Researchers calculated the amount of evolutionary history – branches on the tree of life – that are currently threatened with extinction, using data on the risk of extinction for more than 25,000 species.

They discovered that at least 50 billion combined years of evolutionary heritage were threatened by human impacts such as urban development, deforestation and road construction.

Rikki Gumbs said that numbers are very important because species evolve in parallel; for reptiles alone, you get a figure of 13 billion years (about the age of the Universe).

He said, “The tree of life is so vast and the extinction is so widespread in the tree of life that when you start adding up all of these numbers, you end up with this kind of incomprehensible numbers over 50 billion years. “

Animals at risk include tapirs and pangolins, which have ancient lines and have changed little over time; and fascinating little-known reptiles, legeless lizards to tiny blind snakes.

Many perform vital functions in the habitats in which they live. For example, tapirs in the Amazon disperse seeds in their droppings, which can help regenerate the rainforest. And pangolins, who are specialized eaters of ants and insects, play a vital role in balancing the food web.

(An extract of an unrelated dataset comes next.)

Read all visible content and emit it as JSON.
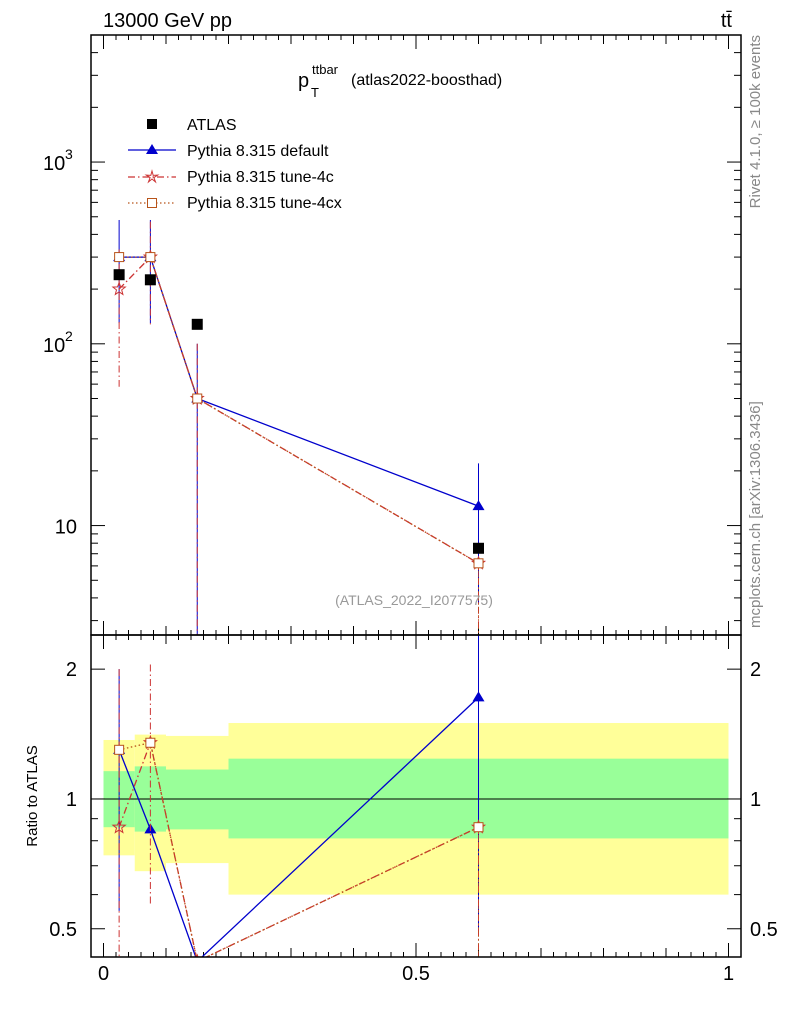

Co-investigator Dr James Rosindell of Imperial College London, UK, said the results underscore the importance of urgent action to conserve these extraordinary species and the remaining habitat they occupy, “in the face of intense human pressure”.

New targets for the protection of the natural world are expected to be agreed in October during what was to be a critical year for nature.

Conservation groups say the pandemic has disrupted conservation work and funding, with potential repercussions for years to come, but we can take the opportunity to push for stronger action to protect the natural world.

Last year, an intergovernmental group of scientists declared that one million animal and plant species are now threatened with extinction.